Because of the war, the Yemeni government is no longer able to deliver basic services such as health care. Doctors are no longer paid and there is a lack of medicines.
Alexander De Croo: “After war and hunger, Yemen is now also struck by cholera. Every week there are 10,000 new cases of cholera, a doubling since the beginning of this year. Especially children are vulnerable. UNICEF estimates that every minute a child is infected with cholera in Yemen. If left untreated, within a few hours children are so weakened that they are barely able to breath anymore.”
Stop fuelling the conflict
Minister De Croo also calls upon the regional authorities in Belgium again to take the humanitarian situation in Yemen seriously and to stop fuelling the conflict with weapons. By doing this, De Croo joins UN aid coordinator Mark Lowcock and his appeal to the warring parties to avoid civilian targets and give humanitarian goods unobstructed access.

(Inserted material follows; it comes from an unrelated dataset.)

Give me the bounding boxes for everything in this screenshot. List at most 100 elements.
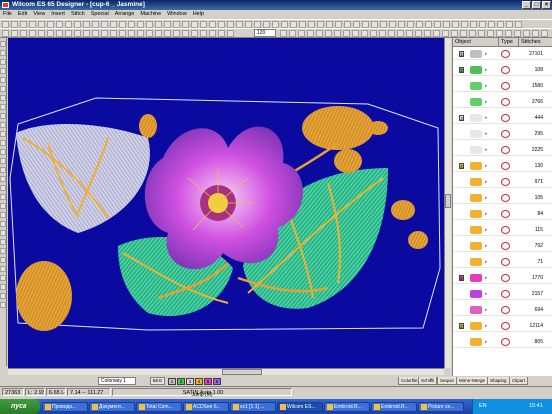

“As long as we continue to foster this conflict with arms supplies, the humanitarian madness will not stop. It is up to every government at its own level to take appropriate measures. Follow the example of Germany and stop the arm sales. From a humanitarian point of view, this can no longer be justified. This humanitarian crisis will only get worse in the following months. People have to realize what their actions entail”, says Minister De Croo.